Greenbelt (MD) – A NASA sponsored study found that snow in Greenland is melting at an accelerated pace, potentially impacting the sea level and the Earth's energy budget how much radiation from the sun is absorbed by the Earth versus that reflected back into the atmosphere.
Marco Tedesco, a research scientist at the Joint Center for Earth Systems Technology, said that snow melting in Greenland has reached a new record high for high-altitude areas over 1.2 miles above sea level. In some cases, melting jumped by 150% above normal levels, which translates in melting periods that are 25 to 30 days longer than the average of previous years since 1988.
Tedesco said that that he collected data highlighting the snow melting in Greenland by using the capabilities of the "Special Sensor Microwave Imagers" of the Defense Meteorological Satellite Program. Satellites passing Greenland were able to measure how much of an electromagnetic signal was naturally emitted by snow and ice in areas beneath. While certain areas showed a record pace in snow melting, the 2007 result is the fifth highest, after 2005, 2002, 1998 and 2004, in the 19-year history of the program. Tedesco said that the melting acceleration for high-altitudes came as a surprise, as initial "melting in April and May of this year in high-altitude areas was very low."
However, June melting jumped unexpectedly and resulted in a record melting index for the year. The melting index is determined by multiplying how long melting took place by the area where the increased melting took place.
"When snow melts at those high altitudes and then refreezes, it can absorb up to four times more energy than fresh, unthawed snow," said Tedesco. "This can affect Earth's energy budget by changing how much radiation from the sun is absorbed by the Earth versus that reflected back into the atmosphere. Refrozen snow can also alter the snow density, thickness and snow-water content."

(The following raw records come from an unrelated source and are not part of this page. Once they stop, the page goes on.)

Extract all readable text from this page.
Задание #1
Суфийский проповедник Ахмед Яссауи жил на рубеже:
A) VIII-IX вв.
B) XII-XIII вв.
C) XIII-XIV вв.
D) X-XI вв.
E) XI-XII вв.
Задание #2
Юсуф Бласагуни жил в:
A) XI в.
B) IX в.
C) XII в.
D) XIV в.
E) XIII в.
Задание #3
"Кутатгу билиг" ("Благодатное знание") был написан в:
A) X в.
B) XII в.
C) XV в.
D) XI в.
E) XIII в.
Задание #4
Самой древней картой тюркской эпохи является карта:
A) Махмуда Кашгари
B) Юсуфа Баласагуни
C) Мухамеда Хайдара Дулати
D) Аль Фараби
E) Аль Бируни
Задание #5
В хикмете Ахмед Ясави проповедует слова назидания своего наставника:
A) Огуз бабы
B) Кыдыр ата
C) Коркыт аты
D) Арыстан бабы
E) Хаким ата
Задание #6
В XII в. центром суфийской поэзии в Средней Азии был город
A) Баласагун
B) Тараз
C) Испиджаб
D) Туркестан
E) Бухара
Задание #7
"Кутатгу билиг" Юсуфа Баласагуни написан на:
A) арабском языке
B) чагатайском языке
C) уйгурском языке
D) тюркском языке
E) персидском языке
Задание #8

According to the scientist, the snow melting also impacts sea level rise on multiple levels. "Increases in the overall melting trend over Greenland have an impact that stretches beyond its icy shores," said Tedesco. "Aside from contributing to direct sea level rise, melting especially along the coast can speed up glaciers since the meltwater acts like a lubricant between the frozen surface and the bedrock deep below. The faster glaciers flow, the more water enters the ocean and potentially impacts sea level rise."